Modern Bir Türkiye Masalı
Otobüste oturmuş Ölüm Belgemi okuyordum. Kayda değer bir şey yazmıyordu. Senelerdir yakamı bırakmayan bir sürü hastalık ve rahatsızlık, sonunda bu kadarı yeter deyip omzuma vuruvermişti: Sıran geldi.
Otobüs kalabalıktı, daha doğrusu canlı olarak sadece bir baba-oğul vardı ama ölü ruhlar içeriyi tıklım tıklım doldurmuştu. Dışarıda insanlar belgelerini öfkeyle havada sallayarak bir aşağı bir yukarı yürüyor, “Rezalet!” diye bağırıyorlardı.
Otobüste de benzer manzaralar vardı, arada sırada bir umutsuzluk feryadı duyuluyordu.
“Neden ben?”
“Virüse yakalandım diye illa ölmem mi gerekirdi, suç bende mi yani?”

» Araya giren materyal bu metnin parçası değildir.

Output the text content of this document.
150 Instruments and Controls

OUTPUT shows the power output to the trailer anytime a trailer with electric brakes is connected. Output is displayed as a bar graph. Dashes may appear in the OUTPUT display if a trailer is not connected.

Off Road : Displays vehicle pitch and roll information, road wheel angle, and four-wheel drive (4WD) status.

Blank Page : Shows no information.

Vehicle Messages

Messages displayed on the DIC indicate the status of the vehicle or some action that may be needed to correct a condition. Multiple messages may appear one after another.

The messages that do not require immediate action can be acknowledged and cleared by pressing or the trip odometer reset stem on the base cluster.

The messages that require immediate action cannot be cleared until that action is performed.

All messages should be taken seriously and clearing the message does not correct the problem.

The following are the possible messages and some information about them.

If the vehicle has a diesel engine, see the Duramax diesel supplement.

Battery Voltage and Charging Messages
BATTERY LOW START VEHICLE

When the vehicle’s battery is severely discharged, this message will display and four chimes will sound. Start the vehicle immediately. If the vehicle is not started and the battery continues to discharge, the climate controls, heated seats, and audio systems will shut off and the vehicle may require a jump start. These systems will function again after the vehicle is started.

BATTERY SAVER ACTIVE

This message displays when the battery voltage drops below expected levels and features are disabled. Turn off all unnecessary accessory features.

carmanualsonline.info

Ruhların bazıları hâlâ maskeliydi. “Artık maske için biraz geç değil mi?” diye belirttim. “Hayır, hayır, bakanlığın gözünde iyi bir etki bırakmama yardımcı olabilir,” cevabını aldım. İçlerinden birkaçı çok geçmeden sokaklara döneceklerine kesin gözüyle bakıyordu, kimi birini boğulmaktan kurtarmış, kimi bir çocuğun kazaya uğramasını engellemişti ne de olsa.
Otobüs sahil yolundan ilerledi, sonra dönerek dik bir tepeye tırmanmaya başladı. Erkeklerin dışarıda oturmuş iskambil oynayıp çay içtiği sakin mahallelerden geçiyorduk. Bakanlık en tepedeydi. Oraya vardığımızda herkes aceleyle kendini otobüsten dışarı attı.
Eski bakanlık binası, denizin ve sahil şeridinin nefes kesici manzarasına yukarıdan bakıyordu. Osmanlı döneminden sonra metruk kalmış bir binaydı. Hayaletli olduğuna dair bitmek tükenmek bilmeyen söylentiler, müstakbel alıcıların gözünü korkutuyordu. Oysa biz ölü ruhların gözünde, iki yanına gıcır gıcır üniformalı muhafızların dizilmiş olduğu ışıl ışıl mermer merdiveniyle kocaman, etkileyici bir yerdi burası.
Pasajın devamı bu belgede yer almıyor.